Kuhn’s relevance as a theorist of scientific revolutions emerges at this point – and not only because his own most carefully worked out case of a scientific revolution was the dispute between Priestley and Lavoisier over the nature of oxygen. Kuhn also agreed with Lavoisier that revolutions mainly restored stability to a science – and by implication a society – fraught with long unsolved problems. Kuhn portrays scientists as the final arbiters of when their knowledge has sufficiently matured to be applied in society without destabilizing it. This doubly conservative conception of revolutions reflects Kuhn’s definition of science as dominated by only one paradigm at any given moment. Consequently, despite Kuhn’s broad cross-disciplinary appeal, especially among social scientists, Kuhn consistently maintained that only the physical sciences satisfy his strict definition because it is only in these fields (and arguably only until about the 1920s) that scientists are in sufficient control of the research agenda to determine when and how a revolution begins and ends, and its results spread more widely.

Kuhn’s conception of scientific revolutions appeared radical in the late 1960s because it was conflated with the then-prevalent Marxist idea of revolution as an irreversible break with the past, something closer in spirit to Condorcet’s original conception (Fuller 2000b: ch. 5; Fuller 2003a: ch. 17). This conflation was facilitated by Kuhn’s portrayal of scientists in the vanguard vis-à-vis the direction of their own work and its larger societal import. This image was in marked contrast with the perceived captivity of scientists to what C. Wright Mills called the “military-industrial complex.”
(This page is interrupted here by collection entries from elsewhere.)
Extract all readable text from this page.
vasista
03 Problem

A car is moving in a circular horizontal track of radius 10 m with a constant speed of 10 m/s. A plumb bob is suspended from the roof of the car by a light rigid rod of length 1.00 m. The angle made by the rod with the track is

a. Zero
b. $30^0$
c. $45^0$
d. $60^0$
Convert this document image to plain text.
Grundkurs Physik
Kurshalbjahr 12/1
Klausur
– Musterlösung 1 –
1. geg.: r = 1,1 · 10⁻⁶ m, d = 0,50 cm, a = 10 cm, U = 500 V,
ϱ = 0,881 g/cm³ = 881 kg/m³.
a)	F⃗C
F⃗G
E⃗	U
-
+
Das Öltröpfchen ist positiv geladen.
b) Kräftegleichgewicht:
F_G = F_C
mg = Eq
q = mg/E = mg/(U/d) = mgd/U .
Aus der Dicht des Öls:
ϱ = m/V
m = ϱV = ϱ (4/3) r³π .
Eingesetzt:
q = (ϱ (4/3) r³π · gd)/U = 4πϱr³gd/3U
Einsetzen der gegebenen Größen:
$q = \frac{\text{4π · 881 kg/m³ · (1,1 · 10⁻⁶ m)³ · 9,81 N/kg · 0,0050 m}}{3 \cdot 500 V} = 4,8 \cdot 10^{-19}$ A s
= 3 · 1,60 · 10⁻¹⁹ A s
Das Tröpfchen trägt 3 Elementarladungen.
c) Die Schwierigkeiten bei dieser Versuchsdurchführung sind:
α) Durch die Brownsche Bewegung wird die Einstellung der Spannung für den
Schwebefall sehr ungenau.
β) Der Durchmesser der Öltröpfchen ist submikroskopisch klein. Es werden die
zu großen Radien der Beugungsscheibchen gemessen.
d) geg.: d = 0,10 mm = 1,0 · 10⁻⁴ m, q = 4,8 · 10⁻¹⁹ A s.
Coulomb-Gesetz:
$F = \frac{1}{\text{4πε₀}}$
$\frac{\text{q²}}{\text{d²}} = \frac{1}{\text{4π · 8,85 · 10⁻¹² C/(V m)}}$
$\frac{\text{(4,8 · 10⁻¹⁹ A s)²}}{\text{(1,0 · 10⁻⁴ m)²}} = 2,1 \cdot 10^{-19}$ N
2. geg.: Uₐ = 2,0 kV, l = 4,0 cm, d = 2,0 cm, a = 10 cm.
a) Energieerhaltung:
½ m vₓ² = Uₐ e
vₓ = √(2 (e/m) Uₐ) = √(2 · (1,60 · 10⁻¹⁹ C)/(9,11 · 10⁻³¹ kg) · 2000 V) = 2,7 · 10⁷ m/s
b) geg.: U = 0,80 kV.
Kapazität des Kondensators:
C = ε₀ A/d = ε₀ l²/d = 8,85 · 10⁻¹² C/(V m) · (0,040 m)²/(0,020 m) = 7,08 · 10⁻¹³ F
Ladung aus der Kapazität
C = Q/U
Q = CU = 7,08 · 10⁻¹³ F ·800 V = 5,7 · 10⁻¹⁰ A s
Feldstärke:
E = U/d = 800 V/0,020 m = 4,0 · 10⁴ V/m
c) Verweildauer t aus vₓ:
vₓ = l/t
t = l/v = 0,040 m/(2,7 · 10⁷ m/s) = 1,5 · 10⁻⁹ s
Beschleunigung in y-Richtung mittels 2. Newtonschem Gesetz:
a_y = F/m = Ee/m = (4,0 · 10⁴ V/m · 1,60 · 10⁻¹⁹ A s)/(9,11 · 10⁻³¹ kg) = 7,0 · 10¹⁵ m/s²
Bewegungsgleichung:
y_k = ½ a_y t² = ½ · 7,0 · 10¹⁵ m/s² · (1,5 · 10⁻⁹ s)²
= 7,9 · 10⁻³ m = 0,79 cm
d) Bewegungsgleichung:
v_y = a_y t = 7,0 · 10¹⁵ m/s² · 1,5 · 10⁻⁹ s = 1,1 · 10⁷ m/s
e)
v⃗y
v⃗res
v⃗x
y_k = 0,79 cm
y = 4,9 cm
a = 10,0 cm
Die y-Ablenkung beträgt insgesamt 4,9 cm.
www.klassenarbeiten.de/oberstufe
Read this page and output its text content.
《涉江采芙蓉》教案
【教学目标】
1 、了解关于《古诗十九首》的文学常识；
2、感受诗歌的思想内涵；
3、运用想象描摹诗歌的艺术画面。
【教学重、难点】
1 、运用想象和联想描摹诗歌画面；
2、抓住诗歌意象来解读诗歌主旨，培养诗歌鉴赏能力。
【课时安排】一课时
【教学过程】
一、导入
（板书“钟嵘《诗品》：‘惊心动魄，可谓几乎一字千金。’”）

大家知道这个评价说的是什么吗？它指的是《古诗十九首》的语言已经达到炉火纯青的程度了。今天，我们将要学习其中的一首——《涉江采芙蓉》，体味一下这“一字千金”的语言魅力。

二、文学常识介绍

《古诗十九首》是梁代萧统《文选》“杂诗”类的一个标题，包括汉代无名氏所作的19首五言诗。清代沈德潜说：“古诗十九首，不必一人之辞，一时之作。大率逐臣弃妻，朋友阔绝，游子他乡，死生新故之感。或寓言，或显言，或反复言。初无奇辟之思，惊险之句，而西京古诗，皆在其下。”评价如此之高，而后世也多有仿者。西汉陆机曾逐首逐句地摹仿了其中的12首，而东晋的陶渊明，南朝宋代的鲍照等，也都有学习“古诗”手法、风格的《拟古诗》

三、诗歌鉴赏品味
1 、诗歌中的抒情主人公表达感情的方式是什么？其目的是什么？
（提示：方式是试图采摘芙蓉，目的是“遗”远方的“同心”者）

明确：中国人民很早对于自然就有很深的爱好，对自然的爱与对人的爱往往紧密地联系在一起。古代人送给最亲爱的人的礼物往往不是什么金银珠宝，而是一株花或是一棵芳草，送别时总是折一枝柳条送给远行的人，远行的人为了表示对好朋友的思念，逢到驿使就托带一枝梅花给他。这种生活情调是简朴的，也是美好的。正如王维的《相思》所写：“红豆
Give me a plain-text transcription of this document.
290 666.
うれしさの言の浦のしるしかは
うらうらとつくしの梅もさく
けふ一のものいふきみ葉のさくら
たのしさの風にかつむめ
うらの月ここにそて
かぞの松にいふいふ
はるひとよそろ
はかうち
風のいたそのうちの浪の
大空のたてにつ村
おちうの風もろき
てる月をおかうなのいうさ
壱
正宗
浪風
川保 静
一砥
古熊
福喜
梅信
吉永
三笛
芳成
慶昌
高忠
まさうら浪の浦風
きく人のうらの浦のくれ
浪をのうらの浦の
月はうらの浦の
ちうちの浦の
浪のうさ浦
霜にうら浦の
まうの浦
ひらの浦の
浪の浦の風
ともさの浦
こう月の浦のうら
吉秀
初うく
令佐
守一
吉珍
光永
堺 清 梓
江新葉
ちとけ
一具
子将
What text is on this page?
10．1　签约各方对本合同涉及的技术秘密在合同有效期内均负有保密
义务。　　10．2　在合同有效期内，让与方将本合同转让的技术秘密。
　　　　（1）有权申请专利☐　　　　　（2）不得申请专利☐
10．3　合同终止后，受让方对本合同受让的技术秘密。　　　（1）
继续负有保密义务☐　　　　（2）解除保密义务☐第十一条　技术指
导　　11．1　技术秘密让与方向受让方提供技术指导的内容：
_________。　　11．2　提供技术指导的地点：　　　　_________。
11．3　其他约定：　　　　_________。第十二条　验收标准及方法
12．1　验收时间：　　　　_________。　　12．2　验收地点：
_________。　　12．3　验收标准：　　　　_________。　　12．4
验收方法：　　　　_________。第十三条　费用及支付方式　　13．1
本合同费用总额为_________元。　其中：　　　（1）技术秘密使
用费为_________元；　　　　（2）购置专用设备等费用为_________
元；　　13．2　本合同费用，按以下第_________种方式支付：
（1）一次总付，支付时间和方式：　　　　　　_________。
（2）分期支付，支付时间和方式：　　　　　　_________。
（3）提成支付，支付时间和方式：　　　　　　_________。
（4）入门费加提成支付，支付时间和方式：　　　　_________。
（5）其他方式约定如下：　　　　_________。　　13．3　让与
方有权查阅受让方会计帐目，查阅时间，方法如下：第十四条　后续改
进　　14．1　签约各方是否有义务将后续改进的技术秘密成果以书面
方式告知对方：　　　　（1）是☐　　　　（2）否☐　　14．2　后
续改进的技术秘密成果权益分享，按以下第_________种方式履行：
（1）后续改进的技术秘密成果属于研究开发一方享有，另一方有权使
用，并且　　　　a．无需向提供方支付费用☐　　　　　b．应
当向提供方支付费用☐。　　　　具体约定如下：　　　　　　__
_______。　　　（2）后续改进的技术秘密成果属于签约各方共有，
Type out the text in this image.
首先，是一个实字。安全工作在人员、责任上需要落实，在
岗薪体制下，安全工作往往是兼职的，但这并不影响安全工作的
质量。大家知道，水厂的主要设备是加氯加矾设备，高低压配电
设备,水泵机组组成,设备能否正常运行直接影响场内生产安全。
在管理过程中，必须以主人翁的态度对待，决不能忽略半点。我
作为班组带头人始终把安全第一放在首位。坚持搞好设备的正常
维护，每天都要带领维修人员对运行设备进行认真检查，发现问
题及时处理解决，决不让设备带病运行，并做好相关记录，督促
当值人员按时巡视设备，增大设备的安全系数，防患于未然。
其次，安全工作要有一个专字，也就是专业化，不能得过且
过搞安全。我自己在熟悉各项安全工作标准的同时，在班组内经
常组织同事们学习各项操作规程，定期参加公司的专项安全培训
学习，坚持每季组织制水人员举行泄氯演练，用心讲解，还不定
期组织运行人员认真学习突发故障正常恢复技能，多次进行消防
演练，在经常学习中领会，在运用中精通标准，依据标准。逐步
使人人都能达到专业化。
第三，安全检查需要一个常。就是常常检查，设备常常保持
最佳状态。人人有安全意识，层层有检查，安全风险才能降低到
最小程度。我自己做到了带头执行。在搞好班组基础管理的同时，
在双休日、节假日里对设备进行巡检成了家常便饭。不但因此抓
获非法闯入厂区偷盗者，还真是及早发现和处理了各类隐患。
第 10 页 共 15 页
However, Kuhn’s own reluctance to engage with his radical admirers suggests that his model was proposed more in the spirit of nostalgia than criticism and reform. This interpretation is supported by the original Harvard context for the restorative conception of revolution, the so-called Pareto Circle, a reading group named after the Italian political economist Vilfredo Pareto, whose “circulation of elites” model was seen in the middle third of the 20th century as the strongest rival to Marx’s theory of proletarian revolution. This group was convened in the 1930s by the biochemist Lawrence Henderson, who taught Harvard’s first history of science courses and was instrumental in the appointment of chemistry department head, James Bryant Conant, as university president (Fuller 2000b: ch. 3). In that capacity, Conant hired Kuhn not only as a teacher, which enabled him to develop the more general ideas for which he would become famous, but also as a researcher on the origins of the Chemical Revolution, which eventually gave Kuhn’s general thesis about scientific revolutions what empirical credibility it has (Conant 1950).